Pour son quatrième roman, qui paraît chez Actes Sud en ce mois d’août 2017, Pierre Ducrozet a tracé un curieux cheminement planétaire et virtuel, qui relie savamment et volcaniquement les points d’une toile que l’on jurerait sans doute de prime abord bien distants. Démarrant sur les chapeaux de roue dans l’enfer quotidien des Mexicains pauvres, coincés et écrasés entre narcos et violence corrompue d’État, à partir de l’atroce et bien réelle affaire des enlèvements d’Iguala en 2014, dans un climat familier aux lectrices et aux lecteurs de Paco Ignacio Taibo II (mais qui pourrait aussi évoquer par instants le beau et violemment troublant « La frontière » de Patrick Bard), la connection qui s’établit ensuite avec le monde de l’informatique fantôme comme avec celui de la net-économie triomphante pourrait sembler surprenante si l’on oubliait que – pas si paradoxalement que cela – la maîtrise des communications et des réseaux, via le « piratage » si nécessaire, est depuis longtemps partie intégrante du rêve zapatiste, et de ces formes de résistance qui encore aujourd’hui peuvent s’inspirer (en en ajustant bien entendu les variables locales et globales) du sous-commandant Marcos (« Don Durito de la forêt Lacandone », 1999).

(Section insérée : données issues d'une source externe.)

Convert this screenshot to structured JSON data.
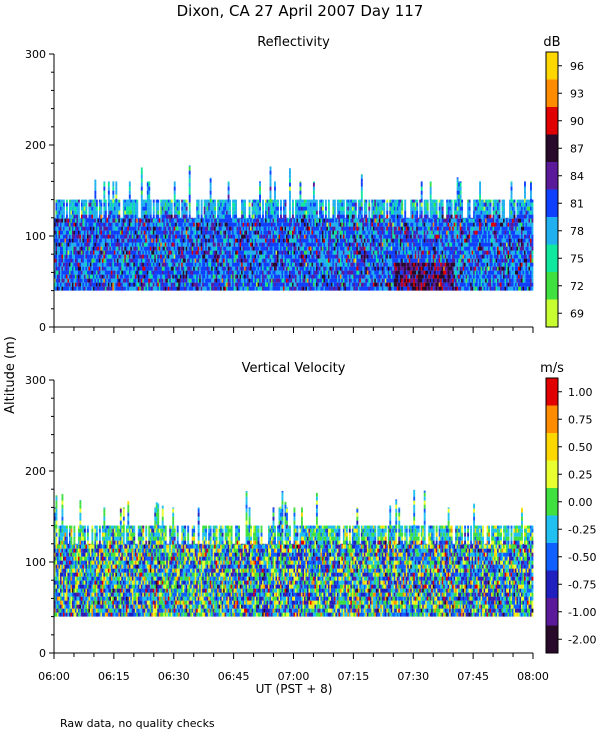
{
  "figure": {
    "title": "Dixon, CA 27 April 2007  Day 117",
    "ylabel": "Altitude (m)",
    "xlabel": "UT  (PST + 8)",
    "footnote": "Raw data, no quality checks"
  },
  "chart_data": [
    {
      "type": "heatmap",
      "title": "Reflectivity",
      "colorbar_unit": "dB",
      "x_ticks": [
        "06:00",
        "06:15",
        "06:30",
        "06:45",
        "07:00",
        "07:15",
        "07:30",
        "07:45",
        "08:00"
      ],
      "xlim": [
        "06:00",
        "08:00"
      ],
      "y_ticks": [
        0,
        100,
        200,
        300
      ],
      "ylim": [
        0,
        300
      ],
      "data_altitude_range_m": [
        40,
        140
      ],
      "occasional_echo_top_m": 180,
      "colorbar": {
        "labels": [
          "96",
          "93",
          "90",
          "87",
          "84",
          "81",
          "78",
          "75",
          "72",
          "69"
        ],
        "colors": [
          "#ffd700",
          "#ff8c00",
          "#e00000",
          "#2a0a2a",
          "#5a1a9a",
          "#1040ff",
          "#20b0f0",
          "#10e8a0",
          "#40e040",
          "#c8ff30"
        ],
        "ticks_visible": 10
      },
      "dominant_values_db": [
        78,
        81,
        84
      ],
      "peak_values_db": [
        87,
        90
      ],
      "peak_location": {
        "time_range": [
          "07:25",
          "07:40"
        ],
        "altitude_range_m": [
          40,
          70
        ]
      }
    },
    {
      "type": "heatmap",
      "title": "Vertical Velocity",
      "colorbar_unit": "m/s",
      "x_ticks": [
        "06:00",
        "06:15",
        "06:30",
        "06:45",
        "07:00",
        "07:15",
        "07:30",
        "07:45",
        "08:00"
      ],
      "xlim": [
        "06:00",
        "08:00"
      ],
      "y_ticks": [
        0,
        100,
        200,
        300
      ],
      "ylim": [
        0,
        300
      ],
      "data_altitude_range_m": [
        40,
        140
      ],
      "occasional_echo_top_m": 180,
      "colorbar": {
        "labels": [
          "1.00",
          "0.75",
          "0.50",
          "0.25",
          "0.00",
          "-0.25",
          "-0.50",
          "-0.75",
          "-1.00",
          "-2.00"
        ],
        "colors": [
          "#e00000",
          "#ff8c00",
          "#ffd700",
          "#e8ff30",
          "#40e040",
          "#20c0f0",
          "#1060ff",
          "#2020c0",
          "#5a1a9a",
          "#2a0a2a"
        ],
        "ticks_visible": 10
      },
      "dominant_values_ms": [
        -0.5,
        -0.25,
        0.0,
        0.25
      ],
      "extreme_values_ms": [
        1.0,
        -2.0
      ]
    }
  ]
}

Le soir, el Cochiloco explique aux étudiants de première année réunis autour de lui le programme du lendemain. On essaiera à la gare de Chilpancingo, et si ça marche pas on va à Iguala. Il nous faut ces bus. Les visages sont fermés autour de lui. Les gars n’ont jamais fait ça, mais ils savent. Rien n’est donné ici, et moins encore aux étudiants rouges, contraints comme tous de trouver une poche d’air entre les narcos d’un côté et l’armée de l’autre. On sait ça tout de suite, on naît le souffle court, le visage vers le sol. On a le regard fermé des grands. On n’a jamais été un enfant. On sort, on commence à marcher, et c’est plié déjà. C’est pas qu’on vous frappe, c’est pas nécessairement qu’on vous fasse trimer, c’est le choses qui pèsent sur vous comme une enclume. C’est l’air qui vous assèche le cœur. Les humiliations aussi, tout le temps, et puis l’assaut final, le couteau qui vous saigne.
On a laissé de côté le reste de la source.